Command (in folder containing files):

for f in *_L002_R1_001.fastq; do nonpareil -s $f -T kmer -f fastq -b /nonpareil_out/${f%.*}; done

Error:

Fatal error: Reads are required to have a minimum length of kmer size

My reads are approximately ~250 bp in length (verified this during my quality-checking and preprocessing steps), so I'm not sure why I'm getting this error. I'm only using one of the pairs and am using default parameters. Weirdly, some files that seem to have basically the same properties finish without issue. Any ideas why this might be happening? I've used this effectively with other samples and it's been very helpful, so I'm hoping to be able to use it with these samples as well.

Thanks so much in advance!

mldillon-LBL commented 4 years ago

Hi, I'm having this same issue.

nonpareil -s ../Vault_Tunnel_q30/Vault_Tunnel_q30.fastq -T kmer -f fastq -b Vault_Tunnel_nonpareil

@sturne29 did you find a solution?

Thanks!

sturne29 commented 4 years ago

Unfortunately, no, and haven't really had time to try much of anything myself. Still definitely interested in an answer! I'll share mine if I happen to get a chance to try some stuff and stumble on something that works.

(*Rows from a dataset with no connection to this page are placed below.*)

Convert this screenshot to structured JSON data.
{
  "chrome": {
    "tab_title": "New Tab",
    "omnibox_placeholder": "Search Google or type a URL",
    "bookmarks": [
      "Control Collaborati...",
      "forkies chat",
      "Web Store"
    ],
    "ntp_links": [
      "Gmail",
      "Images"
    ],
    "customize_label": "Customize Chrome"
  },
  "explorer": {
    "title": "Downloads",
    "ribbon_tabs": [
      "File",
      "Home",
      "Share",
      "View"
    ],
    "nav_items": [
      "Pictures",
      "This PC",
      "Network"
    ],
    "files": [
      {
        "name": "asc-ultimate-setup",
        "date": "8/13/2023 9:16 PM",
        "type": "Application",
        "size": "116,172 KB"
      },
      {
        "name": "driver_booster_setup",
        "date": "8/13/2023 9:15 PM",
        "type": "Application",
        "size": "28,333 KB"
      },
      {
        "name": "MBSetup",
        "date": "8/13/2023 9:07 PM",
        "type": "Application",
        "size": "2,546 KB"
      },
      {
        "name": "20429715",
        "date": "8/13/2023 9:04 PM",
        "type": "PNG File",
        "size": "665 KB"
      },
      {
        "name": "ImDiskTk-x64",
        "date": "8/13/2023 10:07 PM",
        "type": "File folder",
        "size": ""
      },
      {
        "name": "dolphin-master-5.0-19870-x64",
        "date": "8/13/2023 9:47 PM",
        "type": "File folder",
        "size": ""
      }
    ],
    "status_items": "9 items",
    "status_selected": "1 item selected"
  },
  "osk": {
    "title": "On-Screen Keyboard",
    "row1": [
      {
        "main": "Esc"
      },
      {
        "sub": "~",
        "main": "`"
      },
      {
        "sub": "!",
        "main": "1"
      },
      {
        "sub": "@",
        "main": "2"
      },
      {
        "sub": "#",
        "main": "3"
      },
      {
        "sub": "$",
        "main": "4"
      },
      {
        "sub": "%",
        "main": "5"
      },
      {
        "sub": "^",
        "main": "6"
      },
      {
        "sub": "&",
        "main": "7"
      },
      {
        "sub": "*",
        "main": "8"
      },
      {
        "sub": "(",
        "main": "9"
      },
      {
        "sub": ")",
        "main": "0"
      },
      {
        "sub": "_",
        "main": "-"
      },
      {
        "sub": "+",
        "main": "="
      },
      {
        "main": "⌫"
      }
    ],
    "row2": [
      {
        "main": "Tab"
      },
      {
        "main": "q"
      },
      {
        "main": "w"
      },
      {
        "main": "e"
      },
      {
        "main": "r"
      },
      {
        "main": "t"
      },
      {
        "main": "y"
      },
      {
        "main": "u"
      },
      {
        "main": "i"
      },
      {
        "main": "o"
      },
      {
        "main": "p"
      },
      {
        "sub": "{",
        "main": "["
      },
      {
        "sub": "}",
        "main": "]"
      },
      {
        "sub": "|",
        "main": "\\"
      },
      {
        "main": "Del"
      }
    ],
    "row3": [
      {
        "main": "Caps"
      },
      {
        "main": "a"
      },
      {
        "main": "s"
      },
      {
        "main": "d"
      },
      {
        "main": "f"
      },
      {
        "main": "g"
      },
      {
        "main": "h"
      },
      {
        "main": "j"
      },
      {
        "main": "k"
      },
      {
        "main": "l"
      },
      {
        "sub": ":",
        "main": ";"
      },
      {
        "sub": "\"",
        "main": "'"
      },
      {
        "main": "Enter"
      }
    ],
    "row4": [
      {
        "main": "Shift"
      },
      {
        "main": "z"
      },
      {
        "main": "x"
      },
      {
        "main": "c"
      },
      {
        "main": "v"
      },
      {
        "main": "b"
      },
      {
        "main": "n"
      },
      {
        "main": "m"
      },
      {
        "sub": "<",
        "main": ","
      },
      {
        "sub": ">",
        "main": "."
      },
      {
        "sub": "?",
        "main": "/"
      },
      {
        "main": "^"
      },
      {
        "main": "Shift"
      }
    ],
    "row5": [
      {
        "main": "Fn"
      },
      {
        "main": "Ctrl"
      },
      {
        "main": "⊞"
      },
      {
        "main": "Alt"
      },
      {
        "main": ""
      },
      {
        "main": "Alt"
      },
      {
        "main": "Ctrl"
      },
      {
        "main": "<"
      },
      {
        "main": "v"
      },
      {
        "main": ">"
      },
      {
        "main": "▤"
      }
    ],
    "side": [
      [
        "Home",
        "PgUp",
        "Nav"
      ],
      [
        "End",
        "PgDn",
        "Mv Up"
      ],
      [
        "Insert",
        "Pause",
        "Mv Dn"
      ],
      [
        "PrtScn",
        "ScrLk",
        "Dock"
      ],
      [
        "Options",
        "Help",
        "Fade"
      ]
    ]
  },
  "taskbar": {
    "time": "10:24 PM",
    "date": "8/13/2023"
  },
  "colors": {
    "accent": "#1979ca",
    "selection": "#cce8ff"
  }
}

lmrodriguezr commented 4 years ago

Hello, Any chance one or more entries in the FastQ are empty or shorter than 21bp? If possible, would you please share a FastQ file producing this error?

Thanks! Miguel.

sturne29 commented 4 years ago

I think my preprocessing steps should have removed any reads that short, but I'll give it another check to make sure. My files are mostly pretty large (> 2 GB), so I don't know if that's feasible for sharing, but I'll see what I can do.

mldillon-LBL commented 4 years ago

I thought this might be the problem, so I removed short reads using bbduk. It did remove 13 reads, but I got the same error. I tried again on a smaller file with the same result (note, the suffix says paired, but they're the f reads only):

$ bbduk.sh in=../Vault_Tunnel_q30/RM-CC-RM2-VT-3-3s_S4_L008_R1_001_q30.fastq.paired.fq out=RM-CC-RM2-VT-3-3s_S4_L008_R1_001_q30_21.fastq minlen=21

BBDuk version 36.92 NOTE: No reference files specified, no trimming mode, no min avg quality, no histograms - read sequences will not be changed. Initial: Memory: max=158257m, free=152477m, used=5780m

Input is being processed as unpaired Started output streams: 0.064 seconds. Processing time: 3.481 seconds.

Input: 3324285 reads 282973798 bases. Total Removed: 3 reads (0.00%) 45 bases (0.00%) Result: 3324282 reads (100.00%) 282973753 bases (100.00%)

Time: 3.559 seconds. Reads Processed: 3324k 934.12k reads/sec Bases Processed: 282m 79.52m bases/sec

$ nonpareil -s RM-CC-RM2-VT-3-3s_S4_L008_R1_001_q30_21.fastq -T kmer -f fastq -b RM-CC-RM2-VT-3-3s_S4_L008_R1_001_q30_21.nonpareil

Nonpareil v3.303 [ 0.0] reading RM-CC-RM2-VT-3-3s_S4_L008_R1_001_q30_21.fastq [ 0.0] Picking 10000 random sequences [ 0.0] Started counting Fatal error: Reads are required to have a minimum length of kmer size [ 0.1] Fatal error: Reads are required to have a minimum length of kmer size

Unfortunately, even compressed the smallest fastq I have is larger than the 10 MB upload limit here.

sturne29 commented 4 years ago

Positive update!

Initially, I also used the bbduk.sh script to remove reads shorter than 21 bp, but still had the same fatal error regarding minimum length in some files. I then wondered about what would happen if I removed short reads longer than 21 bp, and I decided to try it out.

Using bbduk.sh again, I removed any reads shorter than 50 bases, and everything looks like it's working great. I decided to err on the side of caution in choosing 50 bp as the cutoff, so I don't know if there's a better choice that preserves more reads. (I only lost ~0.01% of reads per file during the removal process, so I don't plan on experimenting further in this case.)

Thanks for the input! It looks like the issue was probably on my end, because my initial processing did not actually remove all short reads.

@mldillon-LBL Maybe you could try something similar? I wonder if removing anything shorter than, say, 25 bases might work.

lmrodriguezr commented 4 years ago

Thanks @sturne29 !